NASA chief atmospheric scientist Paul A. Newman says the main reason for this year's result is local weather. The upper air has been almost 2 degrees warmer than normal in the globe's southernmost region. That has led to fewer polar stratospheric clouds. These clouds are where chlorine and bromine, which come from man-made products, nibble away at ozone.

"It's just like watching the Pac-Man eating cookies, where cookies are ozone. The chlorine atoms are the Pac-Man," Newman said.

James Butler, director of the global monitoring division at the National Oceanic and Atmospheric Administration's Earth System Research Lab, said Wednesday that the new figures are "sort of encouraging news."

"It's not getting worse," Butler said. "That's a good sign."

Butler said it stopped getting worse around the late 1990s. But he added, "We can't say yet that it's a recovery."

Newman and Butler said they can't tell if the ozone hole changes are related to man-made global warming.

While warm upper air helped keep the ozone hole small, the surface of the Southern Hemisphere was also warm last month, with the second-highest average temperature on record for September, NOAA announced Wednesday. Records go back to 1880.

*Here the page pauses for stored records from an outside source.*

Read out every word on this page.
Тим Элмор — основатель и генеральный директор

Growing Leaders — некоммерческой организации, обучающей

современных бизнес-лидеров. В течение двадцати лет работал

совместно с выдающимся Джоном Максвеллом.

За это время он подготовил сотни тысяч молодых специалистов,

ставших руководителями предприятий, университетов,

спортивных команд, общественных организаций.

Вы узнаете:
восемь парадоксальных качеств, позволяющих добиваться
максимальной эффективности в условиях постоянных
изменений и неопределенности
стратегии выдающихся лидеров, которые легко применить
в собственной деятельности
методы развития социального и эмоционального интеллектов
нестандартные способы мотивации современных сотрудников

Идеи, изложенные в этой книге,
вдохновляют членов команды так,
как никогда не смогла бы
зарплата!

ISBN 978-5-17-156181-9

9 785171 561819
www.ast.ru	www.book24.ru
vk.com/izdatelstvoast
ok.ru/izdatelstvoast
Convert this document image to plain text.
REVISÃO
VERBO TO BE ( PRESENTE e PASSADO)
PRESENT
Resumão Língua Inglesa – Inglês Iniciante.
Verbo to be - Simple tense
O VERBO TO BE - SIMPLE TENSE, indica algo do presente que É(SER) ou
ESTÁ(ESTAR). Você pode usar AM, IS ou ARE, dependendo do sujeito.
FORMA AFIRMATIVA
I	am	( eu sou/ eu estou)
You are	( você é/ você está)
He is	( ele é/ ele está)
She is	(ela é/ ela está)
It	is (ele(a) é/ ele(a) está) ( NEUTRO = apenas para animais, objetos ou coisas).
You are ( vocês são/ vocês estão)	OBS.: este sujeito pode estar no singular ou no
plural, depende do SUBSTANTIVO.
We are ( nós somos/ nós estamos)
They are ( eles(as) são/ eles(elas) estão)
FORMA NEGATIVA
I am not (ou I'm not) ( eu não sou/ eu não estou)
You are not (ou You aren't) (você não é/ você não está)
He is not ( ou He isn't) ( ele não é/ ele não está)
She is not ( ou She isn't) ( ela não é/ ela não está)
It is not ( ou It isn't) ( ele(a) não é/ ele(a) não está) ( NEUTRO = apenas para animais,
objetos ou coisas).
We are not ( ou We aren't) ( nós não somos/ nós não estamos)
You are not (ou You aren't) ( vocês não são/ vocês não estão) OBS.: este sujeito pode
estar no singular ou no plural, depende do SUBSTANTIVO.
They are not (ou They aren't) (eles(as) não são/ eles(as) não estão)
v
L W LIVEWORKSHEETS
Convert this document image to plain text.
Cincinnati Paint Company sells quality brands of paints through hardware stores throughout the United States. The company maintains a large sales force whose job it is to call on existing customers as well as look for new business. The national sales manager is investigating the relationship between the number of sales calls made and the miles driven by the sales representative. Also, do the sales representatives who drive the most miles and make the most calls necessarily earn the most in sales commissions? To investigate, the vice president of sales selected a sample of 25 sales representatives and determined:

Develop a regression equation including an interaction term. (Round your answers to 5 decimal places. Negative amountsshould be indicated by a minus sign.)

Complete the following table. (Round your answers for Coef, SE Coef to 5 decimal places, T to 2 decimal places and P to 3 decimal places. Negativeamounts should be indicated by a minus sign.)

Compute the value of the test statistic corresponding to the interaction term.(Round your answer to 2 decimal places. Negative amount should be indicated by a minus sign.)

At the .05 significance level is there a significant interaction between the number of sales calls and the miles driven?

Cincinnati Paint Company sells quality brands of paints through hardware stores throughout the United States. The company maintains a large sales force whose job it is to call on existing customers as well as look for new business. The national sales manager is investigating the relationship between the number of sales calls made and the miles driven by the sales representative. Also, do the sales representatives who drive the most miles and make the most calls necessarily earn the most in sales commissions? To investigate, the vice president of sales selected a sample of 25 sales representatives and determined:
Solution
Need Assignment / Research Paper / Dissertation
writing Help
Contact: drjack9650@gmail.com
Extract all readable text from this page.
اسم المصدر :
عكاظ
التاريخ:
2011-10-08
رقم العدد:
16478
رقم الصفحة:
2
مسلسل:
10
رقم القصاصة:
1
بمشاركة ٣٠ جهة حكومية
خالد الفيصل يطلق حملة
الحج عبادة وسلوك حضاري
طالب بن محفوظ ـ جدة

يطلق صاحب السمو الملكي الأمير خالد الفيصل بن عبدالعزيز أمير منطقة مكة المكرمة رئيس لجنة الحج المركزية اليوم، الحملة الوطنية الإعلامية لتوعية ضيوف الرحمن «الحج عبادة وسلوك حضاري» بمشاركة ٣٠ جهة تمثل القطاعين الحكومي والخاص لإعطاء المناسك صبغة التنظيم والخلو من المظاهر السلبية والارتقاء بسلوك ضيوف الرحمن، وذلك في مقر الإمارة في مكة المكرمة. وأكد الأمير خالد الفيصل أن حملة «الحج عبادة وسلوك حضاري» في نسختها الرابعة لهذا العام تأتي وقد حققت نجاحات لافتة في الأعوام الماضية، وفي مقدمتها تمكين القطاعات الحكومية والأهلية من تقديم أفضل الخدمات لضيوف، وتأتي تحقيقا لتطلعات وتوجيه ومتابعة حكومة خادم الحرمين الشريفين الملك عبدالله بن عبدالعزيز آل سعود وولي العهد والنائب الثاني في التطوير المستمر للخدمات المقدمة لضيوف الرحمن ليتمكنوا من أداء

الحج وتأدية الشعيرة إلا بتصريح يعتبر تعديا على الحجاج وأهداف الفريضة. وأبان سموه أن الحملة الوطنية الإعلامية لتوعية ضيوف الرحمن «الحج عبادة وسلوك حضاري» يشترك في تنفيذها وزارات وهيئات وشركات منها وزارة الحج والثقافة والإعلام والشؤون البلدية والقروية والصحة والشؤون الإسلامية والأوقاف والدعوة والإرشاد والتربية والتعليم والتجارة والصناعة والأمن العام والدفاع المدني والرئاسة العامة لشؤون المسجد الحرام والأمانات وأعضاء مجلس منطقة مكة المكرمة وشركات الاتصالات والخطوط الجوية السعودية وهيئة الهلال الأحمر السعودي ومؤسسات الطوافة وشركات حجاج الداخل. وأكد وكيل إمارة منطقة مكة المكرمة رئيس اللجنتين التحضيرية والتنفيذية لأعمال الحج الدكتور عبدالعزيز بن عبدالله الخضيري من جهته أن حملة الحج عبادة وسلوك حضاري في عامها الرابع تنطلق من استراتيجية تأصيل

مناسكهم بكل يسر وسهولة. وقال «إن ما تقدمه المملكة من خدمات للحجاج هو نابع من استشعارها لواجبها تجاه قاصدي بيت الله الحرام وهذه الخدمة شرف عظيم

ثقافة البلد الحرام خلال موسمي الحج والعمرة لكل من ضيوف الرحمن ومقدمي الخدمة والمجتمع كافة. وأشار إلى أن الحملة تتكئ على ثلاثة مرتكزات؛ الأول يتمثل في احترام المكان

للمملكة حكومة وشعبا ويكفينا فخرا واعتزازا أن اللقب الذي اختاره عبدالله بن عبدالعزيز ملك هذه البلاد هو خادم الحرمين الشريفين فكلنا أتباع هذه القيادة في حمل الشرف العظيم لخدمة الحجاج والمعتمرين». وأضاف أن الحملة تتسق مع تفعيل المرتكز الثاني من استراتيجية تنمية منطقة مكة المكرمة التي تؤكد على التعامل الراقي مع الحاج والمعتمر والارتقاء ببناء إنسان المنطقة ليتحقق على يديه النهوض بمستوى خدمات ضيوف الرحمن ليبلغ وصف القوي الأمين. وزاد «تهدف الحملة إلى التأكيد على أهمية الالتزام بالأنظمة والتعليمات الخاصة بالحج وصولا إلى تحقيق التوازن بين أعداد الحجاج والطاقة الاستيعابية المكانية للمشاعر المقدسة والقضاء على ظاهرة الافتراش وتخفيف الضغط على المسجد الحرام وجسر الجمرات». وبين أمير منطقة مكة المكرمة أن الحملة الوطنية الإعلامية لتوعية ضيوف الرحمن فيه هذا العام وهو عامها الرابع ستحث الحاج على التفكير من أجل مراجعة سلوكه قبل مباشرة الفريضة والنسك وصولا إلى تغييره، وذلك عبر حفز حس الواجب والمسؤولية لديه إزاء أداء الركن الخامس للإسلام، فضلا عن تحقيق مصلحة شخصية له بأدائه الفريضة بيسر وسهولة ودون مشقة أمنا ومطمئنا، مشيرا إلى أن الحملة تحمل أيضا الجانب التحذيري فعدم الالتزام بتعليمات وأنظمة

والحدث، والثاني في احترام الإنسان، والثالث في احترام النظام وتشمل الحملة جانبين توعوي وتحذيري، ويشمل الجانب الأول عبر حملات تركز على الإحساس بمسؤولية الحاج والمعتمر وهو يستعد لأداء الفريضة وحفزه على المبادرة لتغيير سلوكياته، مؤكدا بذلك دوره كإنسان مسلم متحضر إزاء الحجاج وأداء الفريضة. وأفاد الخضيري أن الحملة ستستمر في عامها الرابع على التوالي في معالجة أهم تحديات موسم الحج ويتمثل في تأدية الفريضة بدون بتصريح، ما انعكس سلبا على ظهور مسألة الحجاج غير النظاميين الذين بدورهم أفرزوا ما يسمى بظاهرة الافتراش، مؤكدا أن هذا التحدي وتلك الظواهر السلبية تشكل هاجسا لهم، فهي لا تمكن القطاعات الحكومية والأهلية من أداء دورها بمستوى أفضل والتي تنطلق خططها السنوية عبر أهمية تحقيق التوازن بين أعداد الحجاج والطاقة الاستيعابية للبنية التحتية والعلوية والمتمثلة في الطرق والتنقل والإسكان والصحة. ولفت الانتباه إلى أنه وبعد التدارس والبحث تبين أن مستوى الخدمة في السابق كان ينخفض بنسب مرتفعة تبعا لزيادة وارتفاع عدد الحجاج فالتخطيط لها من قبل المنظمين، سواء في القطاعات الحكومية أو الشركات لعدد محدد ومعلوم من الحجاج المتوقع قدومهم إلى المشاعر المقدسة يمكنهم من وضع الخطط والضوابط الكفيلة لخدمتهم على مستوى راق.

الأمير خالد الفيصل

For the entire globe, last month tied 2003 for the fourth hottest September on record, with an average temperature 1.15 degrees higher than the average for the 20th century. September was the 343rd consecutive month that global temperatures have been higher than 20th century average.

This year, after nine months, is on track to be the sixth warmest on record globally, 1.22 degrees hotter than normal.

For the United States, this was the sixth warmest September on record, 2.5 degrees higher than the 20th century average. It was the hottest since 2005. But the nation's average temperature over the first nine months of the year is only the 28th highest on record.